In 2005, the BTA and NYSUT unions came to an agreement with Stavrakoglou that redirected all of her NYSUT dues to charity. After the agreement was finalized, Stavrakoglou asked union officials to redirect her dues for 2007-2008 to the Make a Wish Foundation. The BTA's president subsequently assured Stavrakoglou that the dues would be sent to the charity she designated.
Stavrakoglou has since designated several new charities for her union dues. However, two of the charities she chose -- The Cystic Fibrosis Foundation and the Now I Lay Me Down to Sleep Foundation -- have no record of ever receiving a donation from the union under Stavrakoglou's name. A third charity, The NYC Firefighters' Burn Foundation, only received Stavrakoglou's donation after she called union officials to inquire about the status of her dues. The donation was made over half a year after it was supposed to have been done.
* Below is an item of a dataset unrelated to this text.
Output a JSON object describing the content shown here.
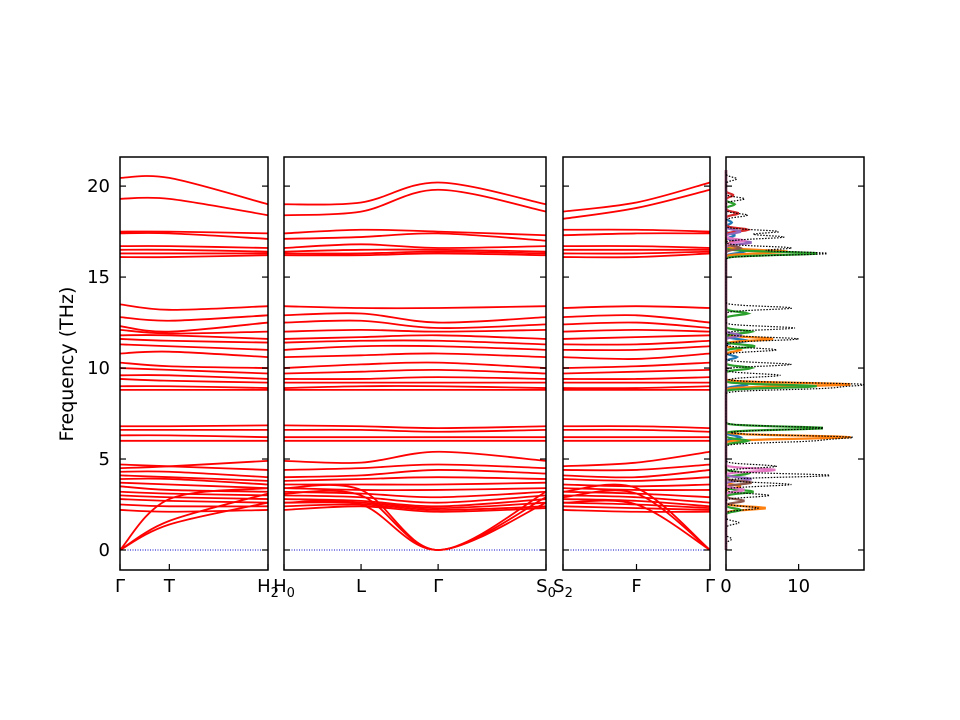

Stavrakoglou's lawsuit seeks an account of how her union dues were spent and the immediate payment of any illegally-confiscated dues to the charities she designated. She also seeks punitive damages from the BTA and the NYSUT unions.
"After telling Maureen Stavrakoglou they'd respect her religious objections and redirect her dues to charity, teacher union bosses appear to have brazenly ignored her wishes," said Patrick Semmens, Vice President of the National Right to Work Foundation. "Cases like this demonstrate the need for a New York Right to Work law, which would make union membership and dues payment strictly voluntary."